Bei der Frage nach dem Sinn des Lebens scheint mir die Frage nach dem Glück im Leben nicht weit weg zu sein. Ich hatte das Glück, als Jugendlicher ein talentierter Kletterer zu sein, hatte das Glück, meine Passion zu einem Beruf machen zu können, bin glücklich während und nach einer Tour und schätze es auch, das eher kleine Glück erkennen zu können. Dieses kleine Glück kann etwa in einem Sonnenuntergang liegen oder in einem Eiszapfen, in dem das Licht sich bricht.

Natürlich hat es sich nicht einfach so ergeben, dass ich in ein Leben als Bergsteiger hineingestolpert bin, da hab ich schon nachgeholfen, als die Voraussetzungen einmal gegeben waren. Für mich ist es schlicht das perfekte Leben. Das ist vielleicht sogar allgemein der Sinn des Lebens: etwas zu finden, hinter dem du stehst, etwas zu finden, das dir Freude macht.

Auch Fussball hat keinen Sinn

Ich finde es absolut legitim, dass es Dinge gibt, die Freude machen. Fussball an sich etwa hat ja auch keinen tieferen Sinn, und trotzdem können sich die Leute daran begeistern. Ich sagte «legitim», ich finde es sogar «zwingend», dass man sich freuen kann, dass man sich freut; das Leben an sich muss Freude machen.

Die Chance «Leben» sollten wir uns nicht entgehen lassen. Und natürlich gehört der Tod dazu; ein Leben ohne Tod stelle ich mir langweilig vor, man würde alles vor sich her schieben, würde den Tag, die Stunde, den Moment nicht geniessen. Aber ganz klar sollten wir dem Leben mehr Aufmerksamkeit schenken als dem Tod. Das Leben muss man in die Hand nehmen, der Tod kommt dann schon von selbst.

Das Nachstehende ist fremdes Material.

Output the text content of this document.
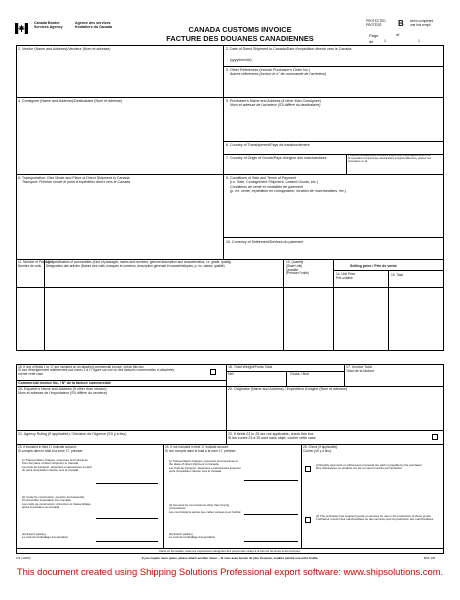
Canada Border Services Agency
Agence des services frontaliers du Canada	CANADA CUSTOMS INVOICE
FACTURE DES DOUANES CANADIENNES
PROTECTED
PROTÉGÉ	B when completed
une fois rempli
Page
de	1
of
1
1. Vendor (Name and Address)/Vendeur (Nom et adresse)	2. Date of Direct Shipment to Canada/Date d'expédition directe vers le Canada
(yyyy/mm/dd)
3. Other References (Include Purchaser's Order No.)
Autres références (Inclure le n° de commande de l'acheteur)
4. Consignee (Name and Address)/Destinataire (Nom et adresse)	5. Purchaser's Name and Address (if other than Consignee)
Nom et adresse de l'acheteur (S'il diffère du destinataire)
6. Country of Transhipment/Pays de transbordement
7. Country of Origin of Goods/Pays d'origine des marchandises
If shipment includes goods of different origins enter origins against items in 12.
Si l'expédition comprend des marchandises d'origines différentes, préciser leur provenance en 12.
8. Transportation: Give Mode and Place of Direct Shipment to Canada
Transport: Préciser mode et point d'expédition direct vers le Canada
9. Conditions of Sale and Terms of Payment
(i.e. Sale, Consignment Shipment, Leased Goods, etc.)
Conditions de vente et modalités de paiement
(p. ex. vente, expédition en consignation, location de marchandises, etc.)
10. Currency of Settlement/Devises du paiement
11. Number of Packages
Nombre de colis
12. Specification of commodities (Kind of packages, marks and numbers, general description and characteristics, i.e. grade, quality)
Désignation des articles (Nature des colis, marques et numéros, description générale et caractéristiques, p. ex. classe, qualité)
13. Quantity
(State Unit)
Quantité
(Préciser l'unité)
Selling price / Prix de vente
14. Unit Price
Prix unitaire
15. Total
18. If any of fields 1 to 17 are included on an attached commercial invoice, check this box
Si tout renseignement relativement aux zones 1 à 17 figure sur une ou des factures commerciales ci-attachées, cocher cette case
Commercial Invoice No. / N° de la facture commerciale
16. Total Weight/Poids Total
Net	Gross / Brut
17. Invoice Total
Total de la facture
19. Exporter's Name and Address (If other than Vendor)
Nom et adresse de l'exportateur (S'il diffère du vendeur)
20. Originator (Name and Address) / Expéditeur d'origine (Nom et adresse)
21. Agency Ruling (If applicable) / Décision de l'Agence (S'il y a lieu)	22. If fields 23 to 25 are not applicable, check this box
Si les zones 23 à 25 sont sans objet, cocher cette case
23. If included in field 17 indicate amount:
Si compris dans le total à la zone 17, préciser:
(i) Transportation charges, expenses and insurance from the place of direct shipment to Canada
Les frais de transport, dépenses et assurances à partir du point d'expédition directe vers le Canada
(ii) Costs for construction, erection and assembly incurred after importation into Canada
Les coûts de construction, d'érection et d'assemblage après importation au Canada
(iii) Export packing
Le coût de l'emballage d'exportation
24. If not included in field 17 indicate amount:
Si non compris dans le total à la zone 17, préciser:
(i) Transportation charges, expenses and insurance to the place of direct shipment to Canada
Les frais de transport, dépenses et assurances jusqu'au point d'expédition directe vers le Canada
(ii) Amounts for commissions other than buying commissions
Les commissions autres que celles versées pour l'achat
(iii) Export packing
Le coût de l'emballage d'exportation
25. Check (if applicable):
Cocher (s'il y a lieu):
(i) Royalty payments or subsequent proceeds are paid or payable by the purchaser
Des redevances ou produits ont été ou seront versés par l'acheteur
(ii) The purchaser has supplied goods or services for use in the production of these goods
L'acheteur a fourni des marchandises ou des services pour la production des marchandises
Dans ce formulaire, toute les expressions désignant des personnes visent à la fois les hommes et les femmes.
If you require more space, please attach another sheet. – Si vous avez besoin de plus d'espace, veuillez joindre une autre feuille.
CI1 (10/00)	BSF 106
This document created using Shipping Solutions Professional export software: www.shipsolutions.com.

Ich versuche lieber, hier auf Erden so etwas wie den Himmel zu erreichen, als ihn irgendwann später mal geschenkt zu bekommen, denn ich glaube, dass wir wirklich tot sind, wenn wir tot sind.

Ich weiss, dass wir Bergsteiger gefährlich leben, gefährlicher als jene Menschen, die vor dem Fernseher sitzen, dafür ist auch unser Erlebnis ein ganz anderes. Vielleicht schätzen viele Betrachter unsere Tätigkeit auch nicht ganz richtig ein. Sie versetzen sich selbst in die Wände, in denen wir uns bewegen, und finden dann, wir seien doch «Spinnsieche». Ich begreife, dass Menschen nicht verstehen, was wir da tun, ich habe auch überhaupt nicht den Anspruch, dass man unseren Sport verstehen muss. Aber zumindest hoffe ich, dass ich für mein Publikum sichtbar machen kann, welchen Wert das Bergsteigen hat. Wenigstens für mich hat.

Einen Zehnjahresplan für mein Leben mache ich nicht. Ich habe als Bergsteiger schon noch das eine oder andere ehrgeizige Projekt. Im Moment aber ist auch der Bau unseres Hauses für mich und meine Frau sehr, sehr wichtig. Für mich unter anderem auch deshalb, weil ich da selbst Hand anlegen kann – ich bin ja schliesslich ausgebildeter Zimmermann.

Ueli Steck (36) kam im Emmental zur Welt. Als Jugendlicher spielte er zunächst Eishockey, fing danach an zu klettern und gab seinen Beruf als Zimmermann zugunsten einer Bergsteigerkarriere auf. Mit 18 Jahren durchstieg er zum ersten Mal die Eigernordwand. Einem breiteren Publikum wurde er durch seine Soloklettereien, durch seine Speed-Begehungen der drei grossen Nordwände der Alpen und seine Himalaya-Erfolge ein Begriff. Unter anderem wurde er für eine Rettungsaktion im Himalaya mit dem Prix Courage ausgezeichnet. Ueli Steck ist verheiratet und lebt am Brienzersee.